Days Blur
It's Saturday, I know this, I looked it up. It's odd to think that tomorrow I will 26 years old. I know that this is not actually old, but it's older than I have ever been, so... (I love logic like that, btw). I'm actually not feeling too bad about it. I get to spend the day with some of my friends, get some free food and get to see the baseball game. Overall the day should be quite nice and different from the usual quiet that has been my birthday for many years.
I really need to get moving around today and do something, I have been doing a lot of nothing recently and while that has been interesting and relaxing, it's not going to be good for the long run. I need to go get food or something at some point this afternoon, I'm starting to get hungry but am low on groceries. I ate creamed corn for breakfast because that was the easiest thing to fix and it was either that or peaches. I'm not complaining, I'm just stating facts. I have been saying for the past few days I need to get at lease some milk or something, but I just don't do it. It's not like I have anything else to do really, but I just put it off.
Of course I am going to the baseball game tonight, so that's something to look forward to. I realized today that I really am getting into the game when I was talking to my mom.
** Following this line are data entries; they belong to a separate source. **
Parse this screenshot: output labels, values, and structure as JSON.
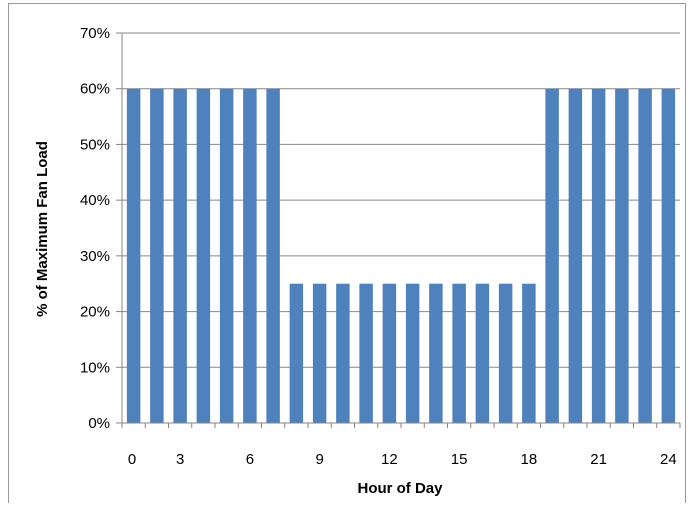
{
  "chart_data": {
    "type": "bar",
    "title": "",
    "xlabel": "Hour of Day",
    "ylabel": "% of Maximum Fan Load",
    "x": [
      1,
      2,
      3,
      4,
      5,
      6,
      7,
      8,
      9,
      10,
      11,
      12,
      13,
      14,
      15,
      16,
      17,
      18,
      19,
      20,
      21,
      22,
      23,
      24
    ],
    "values": [
      0.6,
      0.6,
      0.6,
      0.6,
      0.6,
      0.6,
      0.6,
      0.25,
      0.25,
      0.25,
      0.25,
      0.25,
      0.25,
      0.25,
      0.25,
      0.25,
      0.25,
      0.25,
      0.6,
      0.6,
      0.6,
      0.6,
      0.6,
      0.6
    ],
    "xlim": [
      0,
      24
    ],
    "ylim": [
      0,
      0.7
    ],
    "x_ticks": [
      "0",
      "3",
      "6",
      "9",
      "12",
      "15",
      "18",
      "21",
      "24"
    ],
    "y_ticks": [
      "0%",
      "10%",
      "20%",
      "30%",
      "40%",
      "50%",
      "60%",
      "70%"
    ],
    "grid": "horizontal",
    "legend": "none",
    "colors": {
      "bar": "#4f81bd",
      "grid": "#868686",
      "axis": "#868686"
    }
  }
}
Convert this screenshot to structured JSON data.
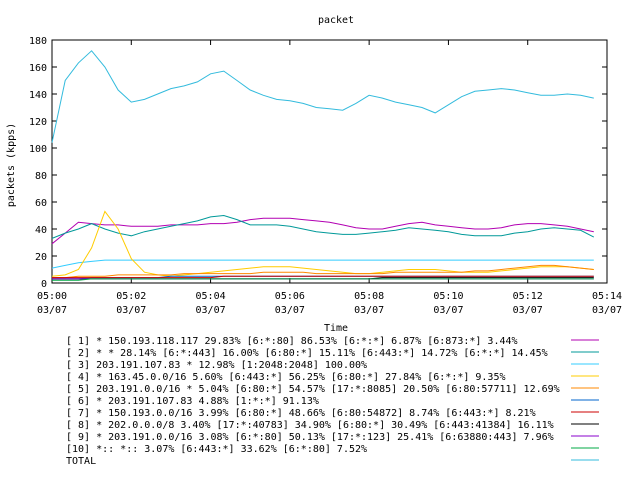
{
  "chart_data": {
    "type": "line",
    "title": "packet",
    "xlabel": "Time",
    "ylabel": "packets (kpps)",
    "ylim": [
      0,
      180
    ],
    "yticks": [
      0,
      20,
      40,
      60,
      80,
      100,
      120,
      140,
      160,
      180
    ],
    "xlim": [
      "05:00",
      "05:14"
    ],
    "xticks": [
      {
        "time": "05:00",
        "date": "03/07"
      },
      {
        "time": "05:02",
        "date": "03/07"
      },
      {
        "time": "05:04",
        "date": "03/07"
      },
      {
        "time": "05:06",
        "date": "03/07"
      },
      {
        "time": "05:08",
        "date": "03/07"
      },
      {
        "time": "05:10",
        "date": "03/07"
      },
      {
        "time": "05:12",
        "date": "03/07"
      },
      {
        "time": "05:14",
        "date": "03/07"
      }
    ],
    "grid": false,
    "legend_position": "bottom",
    "x": [
      "05:00",
      "05:00:20",
      "05:00:40",
      "05:01",
      "05:01:20",
      "05:01:40",
      "05:02",
      "05:02:20",
      "05:02:40",
      "05:03",
      "05:03:20",
      "05:03:40",
      "05:04",
      "05:04:20",
      "05:04:40",
      "05:05",
      "05:05:20",
      "05:05:40",
      "05:06",
      "05:06:20",
      "05:06:40",
      "05:07",
      "05:07:20",
      "05:07:40",
      "05:08",
      "05:08:20",
      "05:08:40",
      "05:09",
      "05:09:20",
      "05:09:40",
      "05:10",
      "05:10:20",
      "05:10:40",
      "05:11",
      "05:11:20",
      "05:11:40",
      "05:12",
      "05:12:20",
      "05:12:40",
      "05:13",
      "05:13:20",
      "05:13:40"
    ],
    "series": [
      {
        "name": "[ 1] * 150.193.118.117 29.83%  [6:*:80] 86.53% [6:*:*] 6.87% [6:873:*] 3.44%",
        "color": "#b200b2",
        "values": [
          29,
          37,
          45,
          44,
          43,
          43,
          42,
          42,
          42,
          43,
          43,
          43,
          44,
          44,
          45,
          47,
          48,
          48,
          48,
          47,
          46,
          45,
          43,
          41,
          40,
          40,
          42,
          44,
          45,
          43,
          42,
          41,
          40,
          40,
          41,
          43,
          44,
          44,
          43,
          42,
          40,
          38
        ]
      },
      {
        "name": "[ 2] * * 28.14%  [6:*:443] 16.00% [6:80:*] 15.11% [6:443:*] 14.72% [6:*:*] 14.45%",
        "color": "#009999",
        "values": [
          33,
          37,
          40,
          44,
          40,
          37,
          35,
          38,
          40,
          42,
          44,
          46,
          49,
          50,
          47,
          43,
          43,
          43,
          42,
          40,
          38,
          37,
          36,
          36,
          37,
          38,
          39,
          41,
          40,
          39,
          38,
          36,
          35,
          35,
          35,
          37,
          38,
          40,
          41,
          40,
          39,
          34
        ]
      },
      {
        "name": "[ 3] 203.191.107.83 * 12.98%  [1:2048:2048] 100.00%",
        "color": "#33ccff",
        "values": [
          11,
          13,
          15,
          16,
          17,
          17,
          17,
          17,
          17,
          17,
          17,
          17,
          17,
          17,
          17,
          17,
          17,
          17,
          17,
          17,
          17,
          17,
          17,
          17,
          17,
          17,
          17,
          17,
          17,
          17,
          17,
          17,
          17,
          17,
          17,
          17,
          17,
          17,
          17,
          17,
          17,
          17
        ]
      },
      {
        "name": "[ 4] * 163.45.0.0/16 5.60%  [6:443:*] 56.25% [6:80:*] 27.84% [6:*:*] 9.35%",
        "color": "#ffcc00",
        "values": [
          5,
          6,
          10,
          26,
          53,
          40,
          18,
          8,
          6,
          5,
          6,
          7,
          8,
          9,
          10,
          11,
          12,
          12,
          12,
          11,
          10,
          9,
          8,
          7,
          7,
          8,
          9,
          10,
          10,
          10,
          9,
          8,
          8,
          8,
          9,
          10,
          11,
          12,
          12,
          12,
          11,
          10
        ]
      },
      {
        "name": "[ 5] 203.191.0.0/16 * 5.04%  [6:80:*] 54.57% [17:*:8085] 20.50% [6:80:57711] 12.69%",
        "color": "#ff8800",
        "values": [
          4,
          4,
          5,
          5,
          5,
          6,
          6,
          6,
          6,
          6,
          7,
          7,
          7,
          7,
          7,
          7,
          8,
          8,
          8,
          8,
          7,
          7,
          7,
          7,
          7,
          7,
          8,
          8,
          8,
          8,
          8,
          8,
          9,
          9,
          10,
          11,
          12,
          13,
          13,
          12,
          11,
          10
        ]
      },
      {
        "name": "[ 6] * 203.191.107.83 4.88%  [1:*:*] 91.13%",
        "color": "#0066cc",
        "values": [
          3,
          3,
          3,
          4,
          4,
          4,
          4,
          4,
          4,
          5,
          5,
          5,
          5,
          5,
          5,
          5,
          5,
          5,
          5,
          5,
          5,
          5,
          5,
          5,
          5,
          5,
          5,
          5,
          5,
          5,
          5,
          5,
          5,
          5,
          5,
          5,
          5,
          5,
          5,
          5,
          5,
          5
        ]
      },
      {
        "name": "[ 7] * 150.193.0.0/16 3.99%  [6:80:*] 48.66% [6:80:54872] 8.74% [6:443:*] 8.21%",
        "color": "#cc0000",
        "values": [
          4,
          4,
          4,
          4,
          4,
          4,
          4,
          4,
          4,
          4,
          4,
          4,
          4,
          5,
          5,
          5,
          5,
          5,
          5,
          5,
          5,
          5,
          5,
          5,
          5,
          5,
          5,
          5,
          5,
          5,
          5,
          5,
          5,
          5,
          5,
          5,
          5,
          5,
          5,
          5,
          5,
          5
        ]
      },
      {
        "name": "[ 8] * 202.0.0.0/8 3.40%  [17:*:40783] 34.90% [6:80:*] 30.49% [6:443:41384] 16.11%",
        "color": "#000000",
        "values": [
          3,
          3,
          3,
          3,
          3,
          3,
          3,
          3,
          3,
          3,
          3,
          3,
          3,
          3,
          3,
          3,
          3,
          3,
          3,
          3,
          3,
          3,
          3,
          3,
          3,
          4,
          4,
          4,
          4,
          4,
          4,
          4,
          4,
          4,
          4,
          4,
          4,
          4,
          4,
          4,
          4,
          4
        ]
      },
      {
        "name": "[ 9] * 203.191.0.0/16 3.08%  [6:*:80] 50.13% [17:*:123] 25.41% [6:63880:443] 7.96%",
        "color": "#8800cc",
        "values": [
          3,
          3,
          3,
          3,
          3,
          3,
          3,
          3,
          3,
          3,
          3,
          3,
          3,
          3,
          3,
          3,
          3,
          3,
          3,
          3,
          3,
          3,
          3,
          3,
          3,
          3,
          3,
          3,
          3,
          3,
          3,
          3,
          3,
          3,
          3,
          3,
          3,
          3,
          3,
          3,
          3,
          3
        ]
      },
      {
        "name": "[10] *:: *:: 3.07%  [6:443:*] 33.62% [6:*:80] 7.52%",
        "color": "#00aa44",
        "values": [
          2,
          2,
          2,
          3,
          3,
          3,
          3,
          3,
          3,
          3,
          3,
          3,
          3,
          3,
          3,
          3,
          3,
          3,
          3,
          3,
          3,
          3,
          3,
          3,
          3,
          3,
          3,
          3,
          3,
          3,
          3,
          3,
          3,
          3,
          3,
          3,
          3,
          3,
          3,
          3,
          3,
          3
        ]
      },
      {
        "name": "TOTAL",
        "color": "#33bbdd",
        "values": [
          104,
          150,
          163,
          172,
          160,
          143,
          134,
          136,
          140,
          144,
          146,
          149,
          155,
          157,
          150,
          143,
          139,
          136,
          135,
          133,
          130,
          129,
          128,
          133,
          139,
          137,
          134,
          132,
          130,
          126,
          132,
          138,
          142,
          143,
          144,
          143,
          141,
          139,
          139,
          140,
          139,
          137
        ]
      }
    ]
  }
}
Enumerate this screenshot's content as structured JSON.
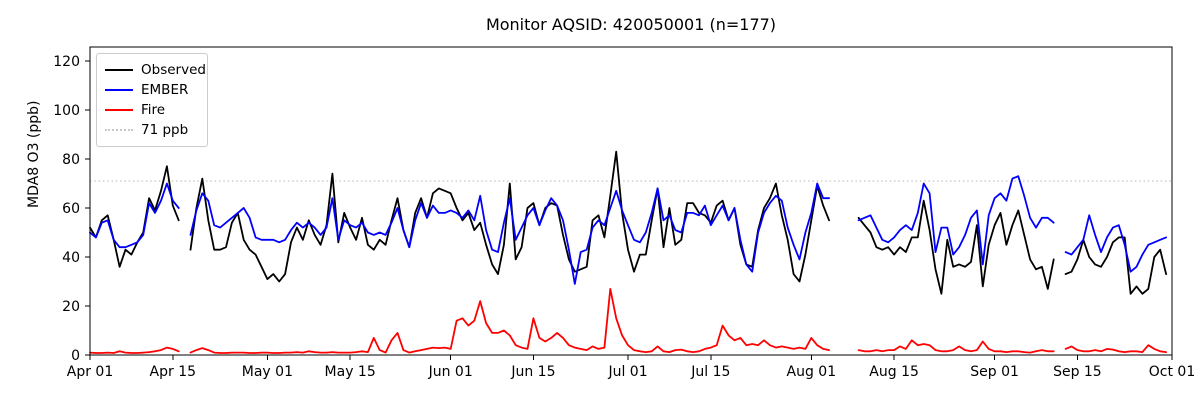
{
  "chart_data": {
    "type": "line",
    "title": "Monitor AQSID: 420050001 (n=177)",
    "xlabel": "",
    "ylabel": "MDA8 O3 (ppb)",
    "n_points_label": "n=177",
    "x_days_span": 183,
    "ylim": [
      0,
      125.7
    ],
    "y_ticks": [
      0,
      20,
      40,
      60,
      80,
      100,
      120
    ],
    "x_ticks": [
      {
        "label": "Apr 01",
        "day": 0
      },
      {
        "label": "Apr 15",
        "day": 14
      },
      {
        "label": "May 01",
        "day": 30
      },
      {
        "label": "May 15",
        "day": 44
      },
      {
        "label": "Jun 01",
        "day": 61
      },
      {
        "label": "Jun 15",
        "day": 75
      },
      {
        "label": "Jul 01",
        "day": 91
      },
      {
        "label": "Jul 15",
        "day": 105
      },
      {
        "label": "Aug 01",
        "day": 122
      },
      {
        "label": "Aug 15",
        "day": 136
      },
      {
        "label": "Sep 01",
        "day": 153
      },
      {
        "label": "Sep 15",
        "day": 167
      },
      {
        "label": "Oct 01",
        "day": 183
      }
    ],
    "threshold": {
      "label": "71 ppb",
      "value": 71,
      "color": "#c9c9c9",
      "style": "dotted"
    },
    "legend_position": "upper-left",
    "grid": false,
    "series": [
      {
        "name": "Observed",
        "color": "#000000",
        "values": [
          52,
          48,
          55,
          57,
          47,
          36,
          43,
          41,
          46,
          50,
          64,
          59,
          67,
          77,
          61,
          55,
          null,
          43,
          60,
          72,
          55,
          43,
          43,
          44,
          54,
          58,
          47,
          43,
          41,
          36,
          31,
          33,
          30,
          33,
          46,
          52,
          47,
          55,
          49,
          45,
          53,
          74,
          46,
          58,
          52,
          47,
          56,
          45,
          43,
          47,
          45,
          55,
          64,
          51,
          44,
          58,
          64,
          56,
          66,
          68,
          67,
          66,
          60,
          55,
          58,
          51,
          54,
          45,
          37,
          33,
          45,
          70,
          39,
          44,
          60,
          62,
          53,
          60,
          62,
          61,
          49,
          39,
          34,
          35,
          36,
          55,
          57,
          48,
          65,
          83,
          58,
          43,
          34,
          41,
          41,
          55,
          68,
          44,
          60,
          45,
          47,
          62,
          62,
          58,
          57,
          54,
          61,
          63,
          55,
          60,
          45,
          37,
          36,
          51,
          60,
          64,
          70,
          57,
          47,
          33,
          30,
          41,
          55,
          69,
          61,
          55,
          null,
          null,
          null,
          null,
          56,
          53,
          50,
          44,
          43,
          44,
          41,
          44,
          42,
          48,
          48,
          63,
          51,
          35,
          25,
          47,
          36,
          37,
          36,
          38,
          53,
          28,
          45,
          53,
          58,
          45,
          53,
          59,
          49,
          39,
          35,
          36,
          27,
          39,
          null,
          33,
          34,
          39,
          47,
          40,
          37,
          36,
          40,
          46,
          48,
          48,
          25,
          28,
          25,
          27,
          40,
          43,
          33
        ]
      },
      {
        "name": "EMBER",
        "color": "#0000ff",
        "values": [
          50,
          48,
          54,
          55,
          47,
          44,
          44,
          45,
          46,
          49,
          62,
          58,
          63,
          70,
          63,
          60,
          null,
          49,
          59,
          66,
          63,
          53,
          52,
          54,
          56,
          58,
          60,
          56,
          48,
          47,
          47,
          47,
          46,
          47,
          51,
          54,
          52,
          54,
          52,
          49,
          52,
          64,
          47,
          55,
          53,
          52,
          54,
          50,
          49,
          50,
          49,
          54,
          60,
          51,
          44,
          55,
          62,
          56,
          61,
          58,
          58,
          59,
          58,
          56,
          59,
          55,
          65,
          51,
          43,
          42,
          54,
          64,
          47,
          52,
          57,
          60,
          53,
          59,
          64,
          61,
          55,
          43,
          29,
          42,
          43,
          52,
          55,
          53,
          60,
          67,
          59,
          53,
          47,
          46,
          50,
          58,
          68,
          55,
          57,
          51,
          50,
          58,
          58,
          57,
          61,
          53,
          57,
          61,
          55,
          60,
          47,
          37,
          34,
          50,
          58,
          62,
          65,
          63,
          52,
          45,
          39,
          50,
          58,
          70,
          64,
          64,
          null,
          null,
          null,
          null,
          55,
          56,
          57,
          52,
          47,
          46,
          48,
          51,
          53,
          51,
          58,
          70,
          66,
          42,
          52,
          52,
          41,
          44,
          49,
          56,
          59,
          37,
          57,
          64,
          66,
          63,
          72,
          73,
          65,
          56,
          52,
          56,
          56,
          54,
          null,
          42,
          41,
          44,
          47,
          57,
          49,
          42,
          48,
          52,
          53,
          45,
          34,
          36,
          41,
          45,
          46,
          47,
          48
        ]
      },
      {
        "name": "Fire",
        "color": "#ff0000",
        "values": [
          1,
          0.8,
          0.8,
          1,
          0.8,
          1.5,
          1,
          0.8,
          0.8,
          1,
          1.2,
          1.5,
          2,
          3,
          2.5,
          1.5,
          null,
          1,
          2,
          2.8,
          2,
          1,
          0.8,
          0.8,
          1,
          1,
          1,
          0.8,
          0.8,
          1,
          1,
          0.8,
          0.8,
          1,
          1,
          1.2,
          1,
          1.5,
          1.2,
          1,
          1,
          1.2,
          1,
          1,
          1,
          1.2,
          1.5,
          1.2,
          7,
          2,
          1,
          6,
          9,
          2,
          1,
          1.5,
          2,
          2.5,
          3,
          2.8,
          3,
          2.5,
          14,
          15,
          12,
          14,
          22,
          13,
          9,
          9,
          10,
          8,
          4,
          3,
          2.5,
          15,
          7,
          5.5,
          7,
          9,
          7,
          4,
          3,
          2.5,
          2,
          3.5,
          2.5,
          3,
          27,
          15,
          8,
          4,
          2,
          1.5,
          1.2,
          1.5,
          3.5,
          1.5,
          1.2,
          2,
          2.2,
          1.5,
          1.2,
          1.5,
          2.5,
          3,
          4,
          12,
          8,
          6,
          7,
          4,
          4.5,
          4,
          6,
          4,
          3,
          3.5,
          3,
          2.5,
          3,
          2.5,
          7,
          4,
          2.5,
          2,
          null,
          null,
          null,
          null,
          2,
          1.5,
          1.5,
          2,
          1.5,
          2,
          2,
          3.5,
          2.5,
          6,
          4,
          4.5,
          4,
          2,
          1.5,
          1.5,
          2,
          3.5,
          2,
          1.5,
          2,
          5.5,
          2.5,
          1.5,
          1.5,
          1.2,
          1.5,
          1.5,
          1.2,
          1,
          1.5,
          2,
          1.5,
          1.5,
          null,
          2.5,
          3.5,
          2,
          1.5,
          1.5,
          2,
          1.5,
          2.5,
          2.2,
          1.5,
          1.2,
          1.5,
          1.5,
          1.2,
          4,
          2.5,
          1.5,
          1.2
        ]
      }
    ]
  }
}
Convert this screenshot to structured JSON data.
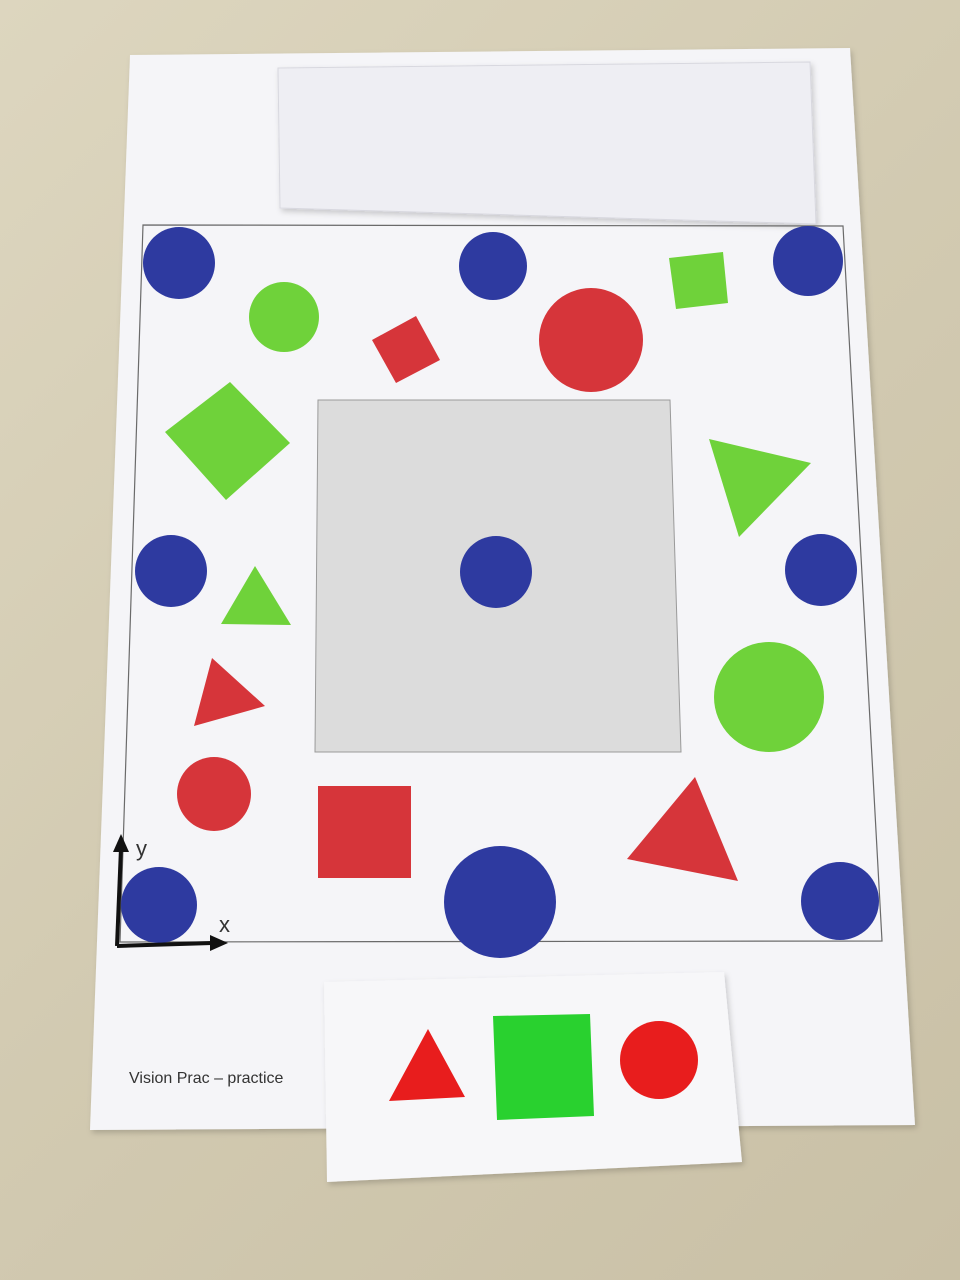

I started talking all about the games, the people there but also about the game play itself. Who was playing what position, about how Warner was pitching and stuff like that. I am actually getting into the baseball itself, and it's great. I forgot how much I actually like the sport of baseball. I remember we went to a cubs game and got really bored, I wonder if I would feel the same way if I went now.
It's interesting how out of touch I am with my own family. Apparently my dad has been sick for over a week and had to go to the doctor and everything. This is not information that's really shared though, not sure why. It makes me wonder if I am going to have to become more watchful of them as they get older. It's crazy but I think about that sometimes now. They are not super old or anything, but they aren't really young either. I just wonder when the table really starts turning and we end up having to take care of them, instead of the other way around. I guess this means I should probably call or email them more. Probably email, because I can never seem to get my mom off the phone without nearly hanging up sometimes.
Well, I need to go get some things done, I hope you all have a wonderful Saturday!